Now, the temperature of the reference junctions is already known, while the temperature of measuring junction is unknown. The output obtained from the thermocouple circuit is calibrated directly against the unknown temperature. Thus the voltage or current output obtained from thermocouple circuit gives the value of unknown temperature directly.
Resistance Temperature Detectors
What are Resistance Temperature Detectors?
Resistance temperature detectors (RTD) are temperature sensors. They operate on the principle that the resistivity of a metal increases in proportion to its temperature.
A Platinum RTD uses platinum (Pt) for a resistance temperature sensing element, which has good temperature characteristics and is linear and stable.
Among the various types of temperature sensors, Platinum RTDs have been used widely with their high accuracy. In particular, Pt100 (resistance value at 0° is 100 ohm) has been popular worldwide. Nickel and copper are also used for RTDs. Thermistors are employed as resistors.
Three types of wiring techniques are available: two-wire, three-wire, and four-wire.
Moreover, a measuring circuit on the measuring instrument side differs depending on each wiring techniques. Figures illustrated below explain the principles of the three-wire technique most frequently used in the industrial measurement, and the four-wire technique used for precision measurements.
a) Principle of the three-wire technique
Lead resistance of r1 and r2 are perfectly matched, and therefore canceled in a bridge circuit. Therefore, keeping the resistance of the three leads low and uniform allows you to perform temperature measurements with few errors, even if the leads between Rt and the measuring instrument are made longer.
b) Principle of the four-wire technique
A constant current is passed through r1 and r4, and voltage is measured at the terminals of RTD, which is free from the effect of lead resistances in your measurement. Therefore, this system allows accurate temperature measurements.
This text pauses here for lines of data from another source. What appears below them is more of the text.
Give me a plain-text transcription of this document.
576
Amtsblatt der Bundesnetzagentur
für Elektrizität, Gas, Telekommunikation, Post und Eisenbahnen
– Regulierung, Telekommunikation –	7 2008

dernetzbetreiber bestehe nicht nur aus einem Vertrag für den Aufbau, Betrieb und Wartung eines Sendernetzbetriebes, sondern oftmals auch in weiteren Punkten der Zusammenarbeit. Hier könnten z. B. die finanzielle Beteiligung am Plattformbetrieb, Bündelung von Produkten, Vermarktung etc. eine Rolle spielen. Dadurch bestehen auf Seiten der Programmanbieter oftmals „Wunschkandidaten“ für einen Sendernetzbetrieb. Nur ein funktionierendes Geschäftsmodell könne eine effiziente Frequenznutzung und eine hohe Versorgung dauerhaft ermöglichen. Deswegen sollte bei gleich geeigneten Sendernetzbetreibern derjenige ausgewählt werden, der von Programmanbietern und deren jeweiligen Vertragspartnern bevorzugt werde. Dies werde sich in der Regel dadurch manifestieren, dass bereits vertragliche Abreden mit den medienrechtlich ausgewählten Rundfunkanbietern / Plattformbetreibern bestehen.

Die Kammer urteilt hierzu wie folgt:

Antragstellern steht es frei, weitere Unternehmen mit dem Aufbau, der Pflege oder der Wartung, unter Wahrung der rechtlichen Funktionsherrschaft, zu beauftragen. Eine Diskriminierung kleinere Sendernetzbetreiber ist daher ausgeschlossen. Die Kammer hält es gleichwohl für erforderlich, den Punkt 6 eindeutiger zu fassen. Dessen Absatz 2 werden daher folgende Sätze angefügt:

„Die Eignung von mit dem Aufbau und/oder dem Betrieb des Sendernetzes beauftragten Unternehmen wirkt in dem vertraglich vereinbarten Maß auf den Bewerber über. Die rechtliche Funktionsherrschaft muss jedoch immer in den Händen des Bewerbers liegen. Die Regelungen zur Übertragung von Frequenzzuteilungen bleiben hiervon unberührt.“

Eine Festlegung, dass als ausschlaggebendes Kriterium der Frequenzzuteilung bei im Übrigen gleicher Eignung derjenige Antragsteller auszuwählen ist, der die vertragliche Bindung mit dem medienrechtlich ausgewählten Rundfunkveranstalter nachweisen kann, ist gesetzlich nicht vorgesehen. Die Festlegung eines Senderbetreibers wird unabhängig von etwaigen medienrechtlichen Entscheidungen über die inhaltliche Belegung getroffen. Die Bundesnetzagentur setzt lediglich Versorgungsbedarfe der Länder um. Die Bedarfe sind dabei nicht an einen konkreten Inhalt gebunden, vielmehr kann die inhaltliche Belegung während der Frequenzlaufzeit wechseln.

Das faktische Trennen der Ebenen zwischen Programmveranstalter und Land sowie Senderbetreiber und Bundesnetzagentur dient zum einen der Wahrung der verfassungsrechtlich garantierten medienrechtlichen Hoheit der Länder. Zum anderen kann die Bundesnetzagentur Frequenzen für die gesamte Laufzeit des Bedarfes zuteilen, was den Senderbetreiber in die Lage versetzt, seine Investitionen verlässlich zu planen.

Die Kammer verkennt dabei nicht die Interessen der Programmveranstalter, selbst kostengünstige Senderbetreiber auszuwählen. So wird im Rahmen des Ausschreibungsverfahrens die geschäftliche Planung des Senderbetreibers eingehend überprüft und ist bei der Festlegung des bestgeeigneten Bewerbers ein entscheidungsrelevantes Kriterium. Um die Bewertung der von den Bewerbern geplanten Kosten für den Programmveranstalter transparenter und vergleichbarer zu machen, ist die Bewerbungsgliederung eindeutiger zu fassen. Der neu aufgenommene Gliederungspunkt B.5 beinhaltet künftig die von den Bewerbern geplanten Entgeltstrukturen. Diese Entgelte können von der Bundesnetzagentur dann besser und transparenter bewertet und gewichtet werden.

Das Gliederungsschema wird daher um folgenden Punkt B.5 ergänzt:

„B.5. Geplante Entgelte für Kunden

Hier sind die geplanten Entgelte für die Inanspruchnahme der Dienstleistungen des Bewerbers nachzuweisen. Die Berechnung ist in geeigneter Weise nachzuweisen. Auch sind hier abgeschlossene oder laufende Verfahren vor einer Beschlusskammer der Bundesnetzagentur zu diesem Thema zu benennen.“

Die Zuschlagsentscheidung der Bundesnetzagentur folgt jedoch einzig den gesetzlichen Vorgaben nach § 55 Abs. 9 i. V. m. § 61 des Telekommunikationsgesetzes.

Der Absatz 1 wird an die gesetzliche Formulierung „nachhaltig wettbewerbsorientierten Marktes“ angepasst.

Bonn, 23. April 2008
If a RTD of the four-wire technique is connected to a measuring instrument of the three-wire technique, disenabling one of the RTD leads in the four-wire technique provides a simple configuration of temperature measurement. In this case, keeping the resistance of the three leads low and uniform is required in the same way as the three-wire technique. the unused lead must be terminated (insulated) to avoid the effects of noise and others.